Had the same error today, in my case it was caused by a mixup of USB devices at restart. /dev/ttyUSB0 used to be the AEON stick, but at restart it became /dev/ttyUSB1.

/dev/ttyUSB0 was connected to a USB to serial device (connected to my Smart Energy meter), so it did some non-Zwave serial communication causing these very strange errors.

It could be the case you encountered the same.

DivineThreepwood commented 8 years ago

So it really seems to be a virtual machine issue. After moving my distribution to the host machine, the error does not occur again.

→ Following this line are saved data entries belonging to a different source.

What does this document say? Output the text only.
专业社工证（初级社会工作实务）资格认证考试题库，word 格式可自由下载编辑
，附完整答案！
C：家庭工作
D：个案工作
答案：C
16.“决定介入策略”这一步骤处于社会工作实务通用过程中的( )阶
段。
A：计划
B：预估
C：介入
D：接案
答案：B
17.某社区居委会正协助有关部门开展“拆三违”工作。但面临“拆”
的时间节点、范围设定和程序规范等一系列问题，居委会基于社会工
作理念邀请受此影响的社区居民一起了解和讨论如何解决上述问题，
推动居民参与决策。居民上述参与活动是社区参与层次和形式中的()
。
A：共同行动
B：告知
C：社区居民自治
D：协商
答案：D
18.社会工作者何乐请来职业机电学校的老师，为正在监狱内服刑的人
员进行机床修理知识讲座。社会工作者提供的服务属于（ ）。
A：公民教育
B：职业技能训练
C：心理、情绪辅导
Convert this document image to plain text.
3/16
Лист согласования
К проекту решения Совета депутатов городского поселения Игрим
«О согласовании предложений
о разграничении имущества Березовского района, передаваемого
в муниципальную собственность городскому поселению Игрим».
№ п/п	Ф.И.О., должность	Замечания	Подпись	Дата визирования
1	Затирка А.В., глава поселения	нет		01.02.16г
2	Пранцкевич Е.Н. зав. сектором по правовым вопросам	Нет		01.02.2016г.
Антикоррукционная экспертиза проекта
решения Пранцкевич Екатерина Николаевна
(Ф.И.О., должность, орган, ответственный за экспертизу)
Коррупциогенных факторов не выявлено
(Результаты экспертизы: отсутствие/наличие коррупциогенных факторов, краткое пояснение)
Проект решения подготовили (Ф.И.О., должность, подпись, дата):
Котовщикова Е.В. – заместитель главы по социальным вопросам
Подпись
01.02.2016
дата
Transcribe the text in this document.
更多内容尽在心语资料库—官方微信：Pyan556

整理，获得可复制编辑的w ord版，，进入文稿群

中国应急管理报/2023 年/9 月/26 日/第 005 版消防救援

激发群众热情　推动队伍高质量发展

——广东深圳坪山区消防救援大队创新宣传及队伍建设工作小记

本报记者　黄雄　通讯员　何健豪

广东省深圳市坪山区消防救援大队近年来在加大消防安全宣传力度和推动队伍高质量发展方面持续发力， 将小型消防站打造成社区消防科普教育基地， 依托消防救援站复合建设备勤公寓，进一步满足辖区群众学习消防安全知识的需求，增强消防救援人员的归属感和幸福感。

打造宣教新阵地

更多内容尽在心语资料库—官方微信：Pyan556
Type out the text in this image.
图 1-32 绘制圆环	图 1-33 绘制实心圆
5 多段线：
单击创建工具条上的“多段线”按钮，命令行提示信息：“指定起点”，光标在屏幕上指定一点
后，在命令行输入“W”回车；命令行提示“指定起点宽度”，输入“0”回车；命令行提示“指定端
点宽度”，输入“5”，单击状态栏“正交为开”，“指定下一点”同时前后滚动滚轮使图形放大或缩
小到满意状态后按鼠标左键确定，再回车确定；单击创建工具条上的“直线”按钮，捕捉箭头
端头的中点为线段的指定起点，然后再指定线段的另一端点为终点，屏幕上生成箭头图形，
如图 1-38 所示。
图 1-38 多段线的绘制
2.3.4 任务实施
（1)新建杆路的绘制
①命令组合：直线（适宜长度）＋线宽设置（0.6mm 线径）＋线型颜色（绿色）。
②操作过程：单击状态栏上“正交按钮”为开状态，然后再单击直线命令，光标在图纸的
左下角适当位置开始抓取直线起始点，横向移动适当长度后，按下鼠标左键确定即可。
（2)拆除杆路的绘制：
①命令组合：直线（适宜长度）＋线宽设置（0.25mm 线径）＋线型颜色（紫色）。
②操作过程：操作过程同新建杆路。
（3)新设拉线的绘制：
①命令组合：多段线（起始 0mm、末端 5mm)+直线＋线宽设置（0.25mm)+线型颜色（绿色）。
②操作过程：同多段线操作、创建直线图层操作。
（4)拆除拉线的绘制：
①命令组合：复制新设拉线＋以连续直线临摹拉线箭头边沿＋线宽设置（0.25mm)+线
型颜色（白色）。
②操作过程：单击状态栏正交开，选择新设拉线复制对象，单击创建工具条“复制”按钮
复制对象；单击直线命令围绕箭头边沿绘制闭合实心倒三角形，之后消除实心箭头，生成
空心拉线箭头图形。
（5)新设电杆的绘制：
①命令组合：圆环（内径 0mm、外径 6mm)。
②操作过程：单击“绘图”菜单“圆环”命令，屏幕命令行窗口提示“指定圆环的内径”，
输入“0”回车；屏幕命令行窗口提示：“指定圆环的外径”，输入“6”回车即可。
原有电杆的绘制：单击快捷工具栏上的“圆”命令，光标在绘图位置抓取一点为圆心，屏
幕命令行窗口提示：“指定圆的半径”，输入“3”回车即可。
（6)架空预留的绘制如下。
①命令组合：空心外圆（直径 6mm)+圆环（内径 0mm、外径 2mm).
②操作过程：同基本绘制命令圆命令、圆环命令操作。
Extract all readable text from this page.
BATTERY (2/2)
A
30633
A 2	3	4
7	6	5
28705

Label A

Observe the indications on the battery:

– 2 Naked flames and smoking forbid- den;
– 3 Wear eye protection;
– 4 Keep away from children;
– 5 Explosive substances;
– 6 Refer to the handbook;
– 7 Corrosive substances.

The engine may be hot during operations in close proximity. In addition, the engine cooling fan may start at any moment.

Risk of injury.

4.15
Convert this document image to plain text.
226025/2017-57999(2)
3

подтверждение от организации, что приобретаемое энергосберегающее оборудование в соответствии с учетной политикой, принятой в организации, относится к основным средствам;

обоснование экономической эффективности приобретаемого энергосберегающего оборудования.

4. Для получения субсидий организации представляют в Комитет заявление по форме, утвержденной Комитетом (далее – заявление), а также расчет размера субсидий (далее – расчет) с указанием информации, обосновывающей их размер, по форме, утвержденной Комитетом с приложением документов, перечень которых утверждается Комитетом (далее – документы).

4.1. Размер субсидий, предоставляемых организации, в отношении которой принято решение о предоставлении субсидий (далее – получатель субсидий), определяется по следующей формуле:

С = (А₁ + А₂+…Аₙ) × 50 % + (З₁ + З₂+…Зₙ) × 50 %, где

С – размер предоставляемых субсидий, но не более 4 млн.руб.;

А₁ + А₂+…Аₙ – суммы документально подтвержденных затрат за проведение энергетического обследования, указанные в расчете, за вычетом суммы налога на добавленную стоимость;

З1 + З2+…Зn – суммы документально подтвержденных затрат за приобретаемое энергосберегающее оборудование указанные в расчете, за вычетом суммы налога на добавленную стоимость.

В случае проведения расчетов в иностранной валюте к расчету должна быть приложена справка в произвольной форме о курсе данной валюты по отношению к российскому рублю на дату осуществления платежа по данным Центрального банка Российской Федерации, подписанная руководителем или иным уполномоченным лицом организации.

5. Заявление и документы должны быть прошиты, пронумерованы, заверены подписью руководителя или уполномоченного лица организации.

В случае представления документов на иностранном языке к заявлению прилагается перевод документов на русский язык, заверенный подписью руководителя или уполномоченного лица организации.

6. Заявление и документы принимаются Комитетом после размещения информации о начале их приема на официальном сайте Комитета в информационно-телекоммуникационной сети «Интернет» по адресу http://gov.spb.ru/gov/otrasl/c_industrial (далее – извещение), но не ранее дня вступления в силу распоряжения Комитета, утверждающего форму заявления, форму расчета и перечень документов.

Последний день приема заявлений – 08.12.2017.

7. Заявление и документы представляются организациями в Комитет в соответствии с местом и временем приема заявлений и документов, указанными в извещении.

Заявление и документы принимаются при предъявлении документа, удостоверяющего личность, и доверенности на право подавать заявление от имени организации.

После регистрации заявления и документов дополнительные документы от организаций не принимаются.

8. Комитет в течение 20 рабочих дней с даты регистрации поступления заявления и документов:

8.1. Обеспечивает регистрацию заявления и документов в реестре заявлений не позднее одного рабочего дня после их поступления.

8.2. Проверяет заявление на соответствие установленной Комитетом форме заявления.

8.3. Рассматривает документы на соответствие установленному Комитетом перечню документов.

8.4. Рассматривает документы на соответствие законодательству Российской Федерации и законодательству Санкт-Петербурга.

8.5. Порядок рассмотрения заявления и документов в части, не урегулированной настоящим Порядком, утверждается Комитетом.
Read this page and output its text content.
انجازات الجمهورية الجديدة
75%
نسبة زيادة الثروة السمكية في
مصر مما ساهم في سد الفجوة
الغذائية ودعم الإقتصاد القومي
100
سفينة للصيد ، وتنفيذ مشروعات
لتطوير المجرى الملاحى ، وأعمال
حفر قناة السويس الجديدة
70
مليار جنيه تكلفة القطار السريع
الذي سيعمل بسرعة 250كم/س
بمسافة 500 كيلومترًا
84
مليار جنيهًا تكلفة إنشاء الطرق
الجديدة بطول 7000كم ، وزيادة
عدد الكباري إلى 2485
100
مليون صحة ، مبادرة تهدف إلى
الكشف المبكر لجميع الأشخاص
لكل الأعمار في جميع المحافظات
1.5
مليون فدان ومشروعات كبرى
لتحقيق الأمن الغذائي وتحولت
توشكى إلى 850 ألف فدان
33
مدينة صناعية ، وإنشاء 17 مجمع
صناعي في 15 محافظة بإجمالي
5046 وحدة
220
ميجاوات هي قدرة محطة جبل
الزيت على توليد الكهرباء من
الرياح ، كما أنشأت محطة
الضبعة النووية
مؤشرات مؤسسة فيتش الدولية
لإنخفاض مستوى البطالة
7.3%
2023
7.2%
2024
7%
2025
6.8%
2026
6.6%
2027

@jwveldhuis Thanks for your hint but on the one hand the zwave stick is the only usb device which is connected to server and on the other openhab is linked to /dev/zwave which is aliased to the stick to avoid your issue (just checkout https://github.com/openhab/openhab/wiki/symlinks).

Chris do you have some more experiences in running openhab in a virtual maschine with a zwave stick pass-through? Or do you know some related issues?

Cheers! Marian

jwveldhuis commented 8 years ago

@DivineThreepwood yes you are right, an incorrect USB device cant be the issue here as it happens over time. I did not properly read the problem description, sorry about that. Symlinking was the solution for me indeed, thanks for pointing that out.

cdjackson commented 8 years ago

Sorry - I didn't see the question there for me... No - I don't have any experience with running this in a VM - sorry.

I suggest to close this and continue the discussion if necessary on the forum.